Together, the chefs are bringing their collective restaurant experience to the forefront. Horovitz previously worked at Itria and led the kitchen at Oakland’s Slug before starting Hadeem, while Ho and Long most recently worked at Mister Jiu’s. Ho also previously worked at Champa Garden and restaurants in China, and Long has done stints at both Bestia and Son of a Gun in Los Angeles. As such, don’t expect the typical, straightforward dishes for the holidays, but instead playful twists on familiar dishes from both cuisines. Early ideas for the menu include a scallion pancake knish with creme fraiche, smoked apple, and trout roe; shrimp toast-arayes; crab congee; and red-braised wagyu pastrami with marble rye bao, among other dishes and bites, the teams share.
The idea for the dinner was rooted in Horovitz’s time growing up in Los Angeles and eating at Chinese restaurants on Christmas. But the menu also folds in Ho, Long, Boonkokua, and Li’s childhood memories of holiday meals. “Christmas and the holiday season has never really been an innately ‘Chinese’ thing,” Long says. “But what is Chinese, and quite frankly universal to all cultures, is feasting. It’s one of the few occasions that our parents would not hold back on spending on the most luxurious food — lots of seafood and lots of excess. Hence our choice to ball out on caviar, crab, and whole fish for our menu.”

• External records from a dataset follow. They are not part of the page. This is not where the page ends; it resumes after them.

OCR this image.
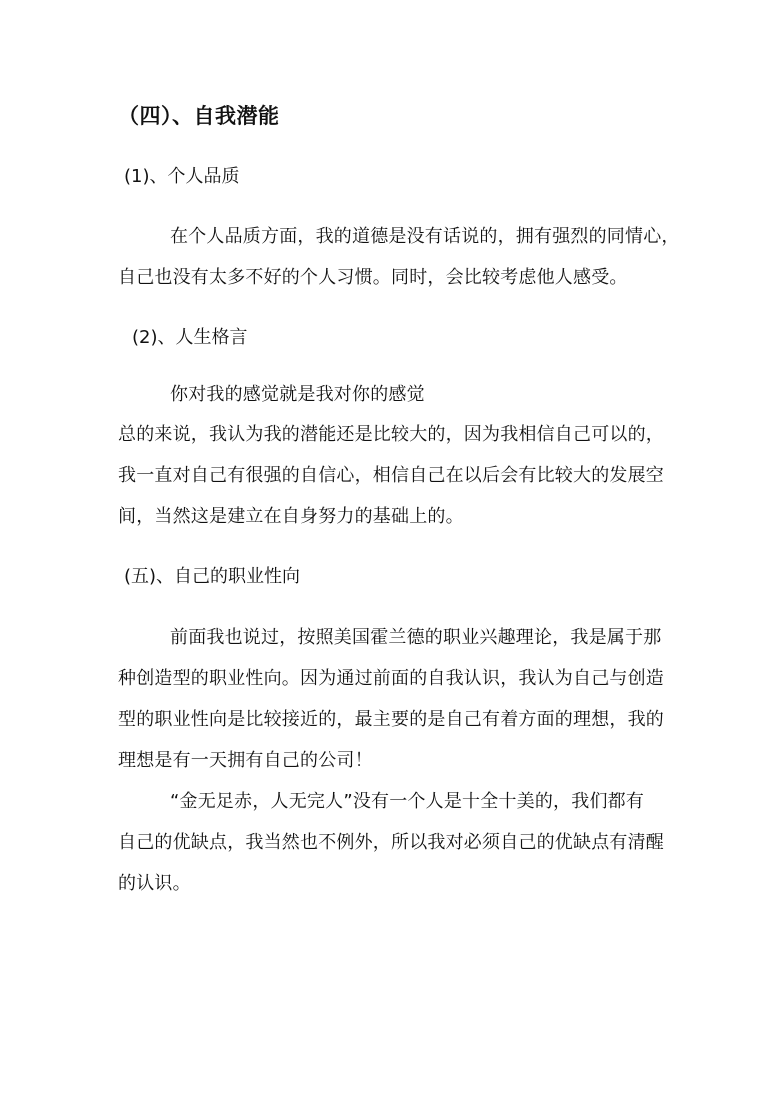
（四）、自我潜能
(1)、个人品质
在个人品质方面，我的道德是没有话说的，拥有强烈的同情心，
自己也没有太多不好的个人习惯。同时，会比较考虑他人感受。
(2)、人生格言
你对我的感觉就是我对你的感觉
总的来说，我认为我的潜能还是比较大的，因为我相信自己可以的，
我一直对自己有很强的自信心，相信自己在以后会有比较大的发展空
间，当然这是建立在自身努力的基础上的。
(五)、自己的职业性向
前面我也说过，按照美国霍兰德的职业兴趣理论，我是属于那
种创造型的职业性向。因为通过前面的自我认识，我认为自己与创造
型的职业性向是比较接近的，最主要的是自己有着方面的理想，我的
理想是有一天拥有自己的公司！
“金无足赤，人无完人”没有一个人是十全十美的，我们都有
自己的优缺点，我当然也不例外，所以我对必须自己的优缺点有清醒
的认识。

Pastry chef Michelle Fried also joins the pop-up dinner as a collaborator, after working with Horovitz at Hadeem pop-ups for the last few weeks. She brings experience most recently from Sons & Daughters, but also Eleven Madison Park and Saison. Horovitz is excited to have Fried “up our pastry game” while bringing her Jewish identity and perspective to the table, he says. With Fried helping with the dinner, Horovitz says they hope to do a babka bake sale the day of the dinner, featuring a char siu babka made for a Hadeem pop-up at Habibi Bar over the summer and a sweet babka option.
The dinner pairs two San Francisco pop-ups steeped in personal nostalgia and food memories as Four Kings slows down pop-up appearances in the ramp-up to the opening of a new restaurant in Chinatown. Horovitz says he feels lucky to be working with Four Kings at this stage of their story. “While it may be different cuisines, we are on a similar wavelength of the ethos behind the projects that we’re working on,” he says. “Doing this food that is inspired by our own personal experiences — that’s one of the deeper values that both of our pop-ups share. It exists in a more passionate place.”